REKLAMA

REKLAMA

Kategorie
Zaloguj się

Zarejestruj się

Proszę podać poprawny adres e-mail Hasło musi zawierać min. 3 znaki i max. 12 znaków
* - pole obowiązkowe
Przypomnij hasło
Witaj
Usuń konto
Aktualizacja danych
  Informacja
Twoje dane będą wykorzystywane do certyfikatów.

REKLAMA

REKLAMA

Inwestorzy podejmujący większe ryzyko osiągają zwykle ponadprzeciętne zyski. Czy, i ile można było zarobić na papierach wartościowych emitowanych w krajach stojących na krawędzi bankructwa, oraz czy warto obecnie myśleć o kupnie przecenionych aktywów finansowych Grecji?

„Kupuj kiedy leje się krew” – to trochę nazbyt obrazowe porzekadło giełdowe sugeruje, że najlepszy moment do zakupu papierów wartościowych jest wtedy, gdy większość inwestorów w panice je wyprzedaje. Kierujący się tą maksymą, którzy kupili akcje lub obligacje w momencie apogeum globalnego kryzysu finansowego, mogą teraz z uśmiechem otwierać szampana.
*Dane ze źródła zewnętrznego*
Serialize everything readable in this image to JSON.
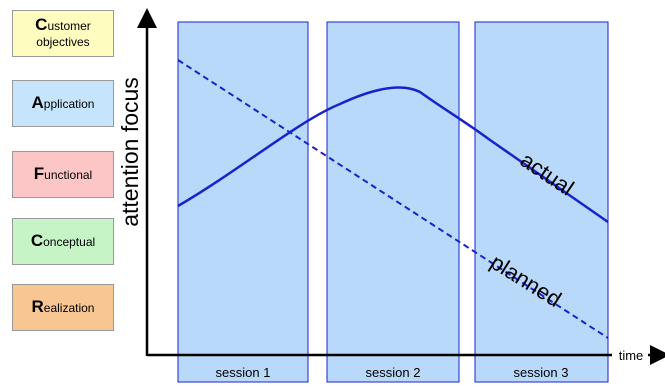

Dzisiaj większość aktywów finansowych nie jest już tak skrajnie niedowartościowana. Nadal jednak można znaleźć przykłady, do których da się zastosować przytoczoną na wstępie zasadę. Pierwsza na myśl przychodzi oczywiście Grecja, której obligacje skarbowe dorobiły się ostatnio statusu „papieru śmieciowego”. Analitycy Expandera, na podstawie porównania Grecji i krajów, które całkiem niedawno także znalazły się na krawędzi bankructwa, analizują czy, i jakiej wielkości zysku można oczekiwać kupując w najbliższym czasie greckie aktywa.

REKLAMA

Ukraina i Węgry – przyczyny kryzysu

REKLAMA

Pomijając Islandię, której gospodarka jest dosyć specyficzna i bardzo mała, w ostatnich latach, w kontekście bankructwa mówiło się o Ukrainie i Węgrzech. Gospodarka Ukrainy rozwijała się dynamicznie od 2000 do 2008 roku. W końcowej fazie tego okresu wzrost gospodarczy przyniósł już jednak wyraźne oznaki przegrzania koniunktury. Ceny i płace rosły nawet o kilkadziesiąt procent rocznie. Jeszcze szybciej wzrastał poziom zadłużenia, a ukraińskie banki silnie uzależnione były od finansowania zagranicznego. Zwiększała się też wielkość importu. Deficyt na rachunku bieżącym sięgnął 7% PKB, podczas gdy za bezpieczny w długim terminie uznaje się poziom nie większy niż ok. 3%. Jednocześnie ukraiński eksport bazował głównie na sprzedaży stali. Wybuch globalnego kryzysu finansowego przyniósł natomiast spadek cen surowców i zmniejszenie napływu kapitału z zagranicy. To pogłębiło nierównowagę handlową oraz wzbudziło wątpliwości co do dalszej możliwości jej finansowania. Mocno tę niewiarę odczuł ukraiński system finansowy. Banki znalazły się pod taką presją wycofywania depozytów, że wypłaty często były reglamentowane lub zupełnie zostały wstrzymane. Powodem możliwego „bankructwa” Ukrainy był więc raczej nadmierny dług prywatny, a nie zadłużenie budżetu państwa. Parametry mierzące ówczesną sytuację budżetu były znacznie lepsze niż obecnie w Grecji i pozostawały na poziomach niższych niż powszechnie akceptowane progi ostrożnościowe. Bankructwem tak naprawdę zagrożone były ukraińskie banki. Jednak upadek krajowego systemu finansowego niechybnie przełożyłby się bardzo negatywnie także na sytuację budżetu państwa. Ta sytuacja doprowadziła do podpisania umowy pomocowej z MFW w listopadzie 2008 roku.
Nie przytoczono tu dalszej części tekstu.